The same problems have dogged CVS all year. Aetna, the insurer CVS bought in 2018, bet big on growing in Medicare Advantage, expanding into new locations and adding more than 800,000 new members in 2024. But it hasn’t been able to manage their medical costs, and CVS said patients are getting more care than expected this year at hospitals, dentists and pharmacies.

And things don’t seem to be getting better. CVS executives said they saw signs after the close of the second quarter that the use of medical care among members will increase even further going forward.
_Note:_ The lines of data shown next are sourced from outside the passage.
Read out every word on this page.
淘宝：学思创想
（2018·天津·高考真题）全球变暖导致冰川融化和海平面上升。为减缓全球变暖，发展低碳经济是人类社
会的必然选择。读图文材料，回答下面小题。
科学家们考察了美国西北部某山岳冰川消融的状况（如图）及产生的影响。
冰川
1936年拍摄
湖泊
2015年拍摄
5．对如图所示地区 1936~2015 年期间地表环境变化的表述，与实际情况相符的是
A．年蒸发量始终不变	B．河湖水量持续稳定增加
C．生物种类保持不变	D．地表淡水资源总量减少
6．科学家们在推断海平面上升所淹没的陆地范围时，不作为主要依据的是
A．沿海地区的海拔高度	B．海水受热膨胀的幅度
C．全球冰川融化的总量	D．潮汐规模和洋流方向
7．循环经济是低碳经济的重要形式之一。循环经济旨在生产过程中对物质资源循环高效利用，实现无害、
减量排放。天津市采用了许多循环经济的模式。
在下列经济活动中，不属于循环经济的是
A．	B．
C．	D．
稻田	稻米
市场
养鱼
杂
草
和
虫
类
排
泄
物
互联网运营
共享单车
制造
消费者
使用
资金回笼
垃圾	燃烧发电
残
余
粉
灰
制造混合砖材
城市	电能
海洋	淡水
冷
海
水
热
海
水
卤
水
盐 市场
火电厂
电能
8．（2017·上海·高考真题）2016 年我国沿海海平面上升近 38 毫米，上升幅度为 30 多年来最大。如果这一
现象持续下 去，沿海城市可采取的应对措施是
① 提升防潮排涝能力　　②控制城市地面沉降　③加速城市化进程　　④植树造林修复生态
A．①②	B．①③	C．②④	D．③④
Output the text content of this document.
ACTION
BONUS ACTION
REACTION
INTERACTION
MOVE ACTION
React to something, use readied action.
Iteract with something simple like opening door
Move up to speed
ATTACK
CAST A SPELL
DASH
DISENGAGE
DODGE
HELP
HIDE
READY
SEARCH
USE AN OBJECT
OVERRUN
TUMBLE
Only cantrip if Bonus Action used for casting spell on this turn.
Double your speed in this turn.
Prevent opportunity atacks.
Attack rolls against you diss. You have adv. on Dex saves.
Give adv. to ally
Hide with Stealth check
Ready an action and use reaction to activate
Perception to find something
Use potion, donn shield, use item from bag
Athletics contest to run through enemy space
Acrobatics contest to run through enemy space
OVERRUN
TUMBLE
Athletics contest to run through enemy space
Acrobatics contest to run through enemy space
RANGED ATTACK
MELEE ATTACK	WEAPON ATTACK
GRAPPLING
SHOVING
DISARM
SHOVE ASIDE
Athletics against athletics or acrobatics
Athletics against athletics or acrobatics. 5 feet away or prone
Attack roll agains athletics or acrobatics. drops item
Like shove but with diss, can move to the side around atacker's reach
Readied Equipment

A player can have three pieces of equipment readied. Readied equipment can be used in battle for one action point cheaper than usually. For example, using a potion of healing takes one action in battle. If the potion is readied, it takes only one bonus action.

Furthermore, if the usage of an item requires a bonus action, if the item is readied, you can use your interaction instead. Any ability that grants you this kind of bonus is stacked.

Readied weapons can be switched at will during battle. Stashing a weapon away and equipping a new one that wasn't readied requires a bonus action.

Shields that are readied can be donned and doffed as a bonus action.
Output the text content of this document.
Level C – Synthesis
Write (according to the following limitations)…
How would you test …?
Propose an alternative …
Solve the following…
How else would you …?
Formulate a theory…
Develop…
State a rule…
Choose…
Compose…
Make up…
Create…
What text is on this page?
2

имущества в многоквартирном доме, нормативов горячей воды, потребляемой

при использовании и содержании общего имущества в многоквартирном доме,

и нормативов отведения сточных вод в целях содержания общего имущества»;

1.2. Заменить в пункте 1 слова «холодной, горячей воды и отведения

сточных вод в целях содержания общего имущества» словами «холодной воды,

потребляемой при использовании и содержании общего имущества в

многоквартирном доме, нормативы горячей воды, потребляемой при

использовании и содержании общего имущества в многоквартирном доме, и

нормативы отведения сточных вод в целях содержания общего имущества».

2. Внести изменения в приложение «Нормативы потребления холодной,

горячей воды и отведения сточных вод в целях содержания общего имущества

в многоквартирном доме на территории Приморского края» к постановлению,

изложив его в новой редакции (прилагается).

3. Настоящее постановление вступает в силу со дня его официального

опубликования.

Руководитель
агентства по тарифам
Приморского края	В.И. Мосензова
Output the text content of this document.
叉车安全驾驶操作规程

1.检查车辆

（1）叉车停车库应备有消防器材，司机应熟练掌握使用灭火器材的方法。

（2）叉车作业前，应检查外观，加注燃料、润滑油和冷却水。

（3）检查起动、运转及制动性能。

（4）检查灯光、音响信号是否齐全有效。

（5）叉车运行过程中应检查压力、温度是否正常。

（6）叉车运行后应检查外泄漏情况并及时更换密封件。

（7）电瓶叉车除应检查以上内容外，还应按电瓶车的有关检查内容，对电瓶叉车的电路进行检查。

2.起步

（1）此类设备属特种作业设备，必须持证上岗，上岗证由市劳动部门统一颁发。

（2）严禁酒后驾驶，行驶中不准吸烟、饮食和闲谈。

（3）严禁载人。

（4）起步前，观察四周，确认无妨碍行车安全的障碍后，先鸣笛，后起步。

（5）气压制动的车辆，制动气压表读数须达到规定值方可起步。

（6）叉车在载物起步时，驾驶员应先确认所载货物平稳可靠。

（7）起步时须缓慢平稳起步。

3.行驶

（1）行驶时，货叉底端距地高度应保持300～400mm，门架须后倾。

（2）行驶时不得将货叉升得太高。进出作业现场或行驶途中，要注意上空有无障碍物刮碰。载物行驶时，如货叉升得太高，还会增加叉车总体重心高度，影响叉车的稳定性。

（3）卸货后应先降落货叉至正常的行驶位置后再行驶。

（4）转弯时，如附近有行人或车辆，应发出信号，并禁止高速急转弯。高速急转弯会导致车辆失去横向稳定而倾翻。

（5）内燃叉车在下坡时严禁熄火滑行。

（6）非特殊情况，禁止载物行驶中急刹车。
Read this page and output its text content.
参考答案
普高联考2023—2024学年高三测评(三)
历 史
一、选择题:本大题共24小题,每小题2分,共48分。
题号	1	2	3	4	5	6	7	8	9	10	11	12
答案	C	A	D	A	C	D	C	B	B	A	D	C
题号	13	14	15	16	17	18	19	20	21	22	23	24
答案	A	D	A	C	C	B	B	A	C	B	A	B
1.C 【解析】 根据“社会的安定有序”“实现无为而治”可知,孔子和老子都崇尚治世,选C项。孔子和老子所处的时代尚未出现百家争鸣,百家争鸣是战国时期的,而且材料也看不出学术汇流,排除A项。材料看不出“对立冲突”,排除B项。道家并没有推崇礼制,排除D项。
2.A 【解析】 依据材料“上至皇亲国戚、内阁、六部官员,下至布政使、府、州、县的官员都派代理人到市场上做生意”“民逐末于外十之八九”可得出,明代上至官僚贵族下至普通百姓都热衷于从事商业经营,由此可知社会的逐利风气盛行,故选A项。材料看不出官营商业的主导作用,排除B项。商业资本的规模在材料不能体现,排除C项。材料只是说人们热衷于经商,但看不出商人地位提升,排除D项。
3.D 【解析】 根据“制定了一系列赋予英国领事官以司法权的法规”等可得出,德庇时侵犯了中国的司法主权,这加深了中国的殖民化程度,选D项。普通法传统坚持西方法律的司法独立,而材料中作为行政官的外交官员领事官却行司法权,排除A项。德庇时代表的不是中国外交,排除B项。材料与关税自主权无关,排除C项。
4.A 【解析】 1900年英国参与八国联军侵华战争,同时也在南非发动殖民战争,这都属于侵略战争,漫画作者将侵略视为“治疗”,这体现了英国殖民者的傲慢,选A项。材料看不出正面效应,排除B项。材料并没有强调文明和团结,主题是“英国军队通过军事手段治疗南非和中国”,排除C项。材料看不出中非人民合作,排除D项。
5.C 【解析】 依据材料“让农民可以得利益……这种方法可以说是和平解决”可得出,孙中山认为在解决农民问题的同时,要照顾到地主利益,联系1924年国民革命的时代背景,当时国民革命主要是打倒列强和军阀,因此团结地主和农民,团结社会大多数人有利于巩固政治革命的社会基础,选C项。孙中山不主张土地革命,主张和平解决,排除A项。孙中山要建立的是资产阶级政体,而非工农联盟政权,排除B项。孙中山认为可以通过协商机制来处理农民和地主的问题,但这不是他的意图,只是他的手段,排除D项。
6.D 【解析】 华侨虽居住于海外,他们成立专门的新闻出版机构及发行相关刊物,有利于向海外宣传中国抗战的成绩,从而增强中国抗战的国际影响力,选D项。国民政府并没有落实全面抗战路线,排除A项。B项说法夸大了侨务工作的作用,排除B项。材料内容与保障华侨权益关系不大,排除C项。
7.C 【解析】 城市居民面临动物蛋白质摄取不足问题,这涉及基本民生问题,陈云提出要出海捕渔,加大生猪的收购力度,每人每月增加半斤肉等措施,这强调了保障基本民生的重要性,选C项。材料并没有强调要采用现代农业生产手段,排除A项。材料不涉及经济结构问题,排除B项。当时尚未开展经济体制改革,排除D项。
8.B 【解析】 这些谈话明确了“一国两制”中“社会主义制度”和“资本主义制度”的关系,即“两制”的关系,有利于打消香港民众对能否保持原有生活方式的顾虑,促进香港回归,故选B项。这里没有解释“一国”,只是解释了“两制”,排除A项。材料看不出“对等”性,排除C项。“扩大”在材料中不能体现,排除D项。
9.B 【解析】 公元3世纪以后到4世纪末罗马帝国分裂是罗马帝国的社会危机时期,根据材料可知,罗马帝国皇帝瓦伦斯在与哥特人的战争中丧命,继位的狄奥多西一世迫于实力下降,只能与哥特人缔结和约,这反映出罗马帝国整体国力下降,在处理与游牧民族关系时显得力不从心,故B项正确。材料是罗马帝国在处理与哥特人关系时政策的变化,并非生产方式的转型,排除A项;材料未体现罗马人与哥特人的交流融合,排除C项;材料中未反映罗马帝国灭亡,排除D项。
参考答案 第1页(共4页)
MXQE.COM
Compounding these issues, the federal government has made changes that lower payments for Medicare Advantage insurers. CVS previously announced plans to exit markets and cut benefits, moves it expects to reduce Medicare Advantage membership by as much as 10% in 2025.

But there’s also a newer wrinkle weighing on CVS’ bottom line. As states kick Medicaid members from their programs in a process known as redeterminations, insurers have warned that payment rates aren’t high enough to cover the costs of the members still enrolled.

“We saw an increase in the dislocation between Medicaid acuity levels and rates,” Lynch said.

For the third time since February, CVS said it would lower its full-year earnings per share guidance to a range of $4.95 to $5.20, down from at least $5.64.

While revenue in health insurance benefits grew 21.4% to $32.5 billion in the second quarter over the same period last year, operating income plunged 50.5% to $574 million. CVS said it spent 89.6% of its premiums on medical care, compared with 86.2% of premiums a year ago.

Across the entire company, total revenue for the quarter grew 2.6% to $91.2 billion over the same period a year ago, and net income slipped 7.6% to $1.8 billion.